Awards season kicked off Sunday night with the Golden Globes 2020 at the Beverly Hilton Hotel, hosted by Ricky Gervais.
It was the British-born comedian’s fifth (and safe to say, last) turn in the hosting hot seat, and he made sure to go out with a bang, turning the air blue with a scathing zero f**ks given opening monologue.
“Let’s have a laugh at your expense. Remember, they’re just jokes,” Gervais warned, before launching into the best opening skit ever.
Cue the awkward glances from his visibly uncomfortable A-list audience.
The situation wasn’t helped by Gervais reassuring everybody, “we’re all going to die soon, and there’s no sequel.”
Hollywood isn’t renown for its ability to laugh at itself, and that was evident after Gervais made a joke about Felicity Huffman making the license plate for his limo—which went down like a sack of spuds.
In fact, the only thing better than the host’s mauling monologue was the meme-perfect celeb reactions.
Gervais’ quip about Ronan Farrow “coming” for the audience left everybody looking decidedly uncomfortable—as did his pedophile, Jeffrey Epstein, and Prince Andrew jokes.
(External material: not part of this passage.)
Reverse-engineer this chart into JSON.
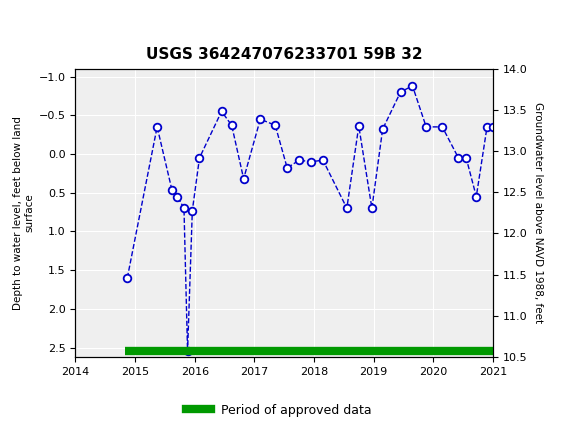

Remarks about the Hollywood Foreign Press being racist left Keith Urban definitely not cracking a smile. But at least Leonardo Dicaprio had the grace to laugh at himself, and even (a little disconcertingly) nod along in agreement after Gervais quipped that “Once Upon A Time in America” ran for so long that the actor’s date was too old for him by the end of the movie.
Gervais’ Dame Judi Dench “minge-licking” joke raised some laughs from the shocked audience in addition to a lot of eyebrows (which really is no mean feat in Botox-ridden Hollywood).
However, Ricky saved the best attack for last, finishing off his opening speech by calling the crowd out for their Hollywood hypocrisy.
“You say you’re woke but the companies you work for, Apple, Amazon, Disney….if ISIS started a streaming service you’d call your agent wouldn’t you?” he charged. “So if you do win an award tonight don’t use it as a chance to make a political speech, right. You’re not entitled to lecture the public about anything, you don’t live in the real world, most of you spent less time in school that Greta Thunberg. If you win, right, come up, accept your award, thank your agent, thank your god and f**k off.”
Tom Hanks’ “what the hell am I doing here?” expression said it all.
It appears that somebody had a word with Gervais backstage, however, and his following speeches were toned down to the usual vanilla boring award show level—something that didn’t go unnoticed in the Twittersphere:
Thankfully, Quentin Tarantino put things firmly back on Hollywood tracks again with his insufferable mansplaining and gushing acceptance speech.
Ellen Degeneres was just adorably “Ellen”, thanking “husband Mark” and “kids Rupert and Fiona” during her Carol Burnett Award acceptance speech.
“All I ever want to do is make people feel good and laugh,” Degeneres said. “But the real power of television is … that people watch my show and are inspired to do the same in their lives.”
Aww, love you, lady!
Meanwhile, The Hollywood Foreign Press Association was “keeping it real” by serving a vegan meal of mushroom “scallops” and cold beat soup, in their bid to help the environment.
However, they weren’t keeping it THAT “real” though, as all the flowers for the event were flown in by jet from Ecuador and Italy.
Over to Ricky Gervais, for one last time.
“All vegetables,” Gervais said of the dinner. “As are the members of the Hollywood Foreign Press.”